Malgré ces atouts, le vrac ne représente encore qu’une faible part de la valeur totale des exportations mondiales, autour de 7,4 %. Son adoption reste freinée par plusieurs perceptions persistantes.
Des freins marketing et techniques
Beaucoup de producteurs, notamment dans les segments premium, continuent de privilégier l’embouteillage à la propriété. Deux motifs principaux expliquent cette résistance. La première raison est marketing : la mention « mis en bouteille au château » demeure fortement associée au prestige et à la qualité. De nombreux consommateurs ont été convaincus qu’un vin embouteillé ailleurs perdrait de son authenticité. La seconde raison est liée au contrôle du produit, car l’embouteillage sur place permet d’ajuster certains paramètres jusqu’au dernier moment et de maintenir des emplois locaux. Ces arguments ne sont pas dénués de logique, mais ils ont un coût environnemental que la filière ne peut plus ignorer.
Des solutions collectives au cœur des territoires
Même lorsque le vin est embouteillé au domaine, des progrès restent possibles grâce à une logistique mutualisée. Dans le Piémont, notamment dans les régions de Barolo, Barbaresco et Alba, un consortium a mis en place un système reposant sur des véhicules à faibles émissions, des tournées optimisées et un regroupement des expéditions vers un hub régional. Ce modèle permet de réduire les émissions, d’alléger le trafic local et de renforcer l’image touristique de la région, tout en améliorant l’efficacité logistique. La durabilité devient ainsi un projet collectif.
Photo : bulk solution isotank (c) Hillebrand GORI
Il faut également rappeler que les producteurs ne maîtrisent pas toujours leur transport, souvent organisé par des négociants ou des distributeurs. C’est pourquoi la SWR collabore avec l’opérateur logistique Hillebrand Gori afin de formuler des recommandations adaptées aux différents maillons de la chaîne.

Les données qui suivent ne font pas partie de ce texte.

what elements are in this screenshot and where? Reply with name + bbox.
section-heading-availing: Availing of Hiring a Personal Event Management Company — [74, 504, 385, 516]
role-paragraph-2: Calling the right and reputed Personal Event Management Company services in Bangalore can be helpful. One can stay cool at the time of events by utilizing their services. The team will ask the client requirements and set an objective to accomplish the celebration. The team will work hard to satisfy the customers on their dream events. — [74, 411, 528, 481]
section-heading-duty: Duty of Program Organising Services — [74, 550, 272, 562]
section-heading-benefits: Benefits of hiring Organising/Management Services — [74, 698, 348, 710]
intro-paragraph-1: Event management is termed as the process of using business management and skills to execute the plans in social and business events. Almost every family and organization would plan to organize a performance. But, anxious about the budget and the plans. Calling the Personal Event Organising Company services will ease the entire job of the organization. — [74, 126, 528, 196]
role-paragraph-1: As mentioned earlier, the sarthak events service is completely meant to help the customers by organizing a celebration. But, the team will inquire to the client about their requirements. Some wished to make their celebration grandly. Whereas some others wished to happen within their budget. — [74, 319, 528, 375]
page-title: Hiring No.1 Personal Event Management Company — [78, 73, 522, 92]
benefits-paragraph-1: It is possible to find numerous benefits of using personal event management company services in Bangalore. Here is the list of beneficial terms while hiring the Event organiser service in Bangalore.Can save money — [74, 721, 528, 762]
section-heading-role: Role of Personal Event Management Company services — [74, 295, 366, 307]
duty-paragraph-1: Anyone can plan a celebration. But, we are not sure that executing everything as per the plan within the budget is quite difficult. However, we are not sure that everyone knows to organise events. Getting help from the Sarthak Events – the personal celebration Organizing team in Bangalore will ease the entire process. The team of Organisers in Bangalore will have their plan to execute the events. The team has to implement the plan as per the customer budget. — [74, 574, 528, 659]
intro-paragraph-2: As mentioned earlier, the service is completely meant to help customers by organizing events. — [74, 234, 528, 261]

Le bon sens logistique comme moteur d’efficacité
Certaines recommandations apparaissent évidentes à l’échelle de la filière. La plus importante consiste à abandonner le transport aérien pour le vin, car il ne s’agit pas d’un produit périssable et son expédition ne nécessite aucune forme d’urgence. D’autres leviers existent : optimiser les trajets, privilégier les chargements complets, favoriser une navigation maritime plus lente et combiner le rail avec des véhicules à faibles émissions pour les derniers kilomètres. La réduction de la vitesse de navigation peut entraîner une diminution allant jusqu’à 40 % de la consommation de carburant, renforcée par l’optimisation de l’utilisation des courants marins. Même la formation des conducteurs à l’éco-conduite contribue à la performance globale.
Une transition qui allie économie et climat
Aucune solution ne permet à elle seule de résoudre l’ensemble du problème. Le vrac demeure toutefois l’outil le plus efficace pour réduire l’impact carbone du transport du vin. Pour les autres modèles, une multitude d’actions complémentaires, souvent cumulatives, peut générer une amélioration significative. L’objectif est de concilier durabilité et efficacité économique, et de dépasser l’idée selon laquelle ces deux dimensions seraient incompatibles. Les exemples cités démontrent au contraire que des gains environnementaux et financiers peuvent aller de pair.
À propos de Sustainable Wine Roundtable
La Sustainable Wine Roundtable rassemble des acteurs du monde entier, qu’il s’agisse de producteurs, de distributeurs, d’organismes de normalisation, de verriers ou de négociants. Ensemble, ils œuvrent à accélérer la transition durable de la filière vin à l’échelle internationale.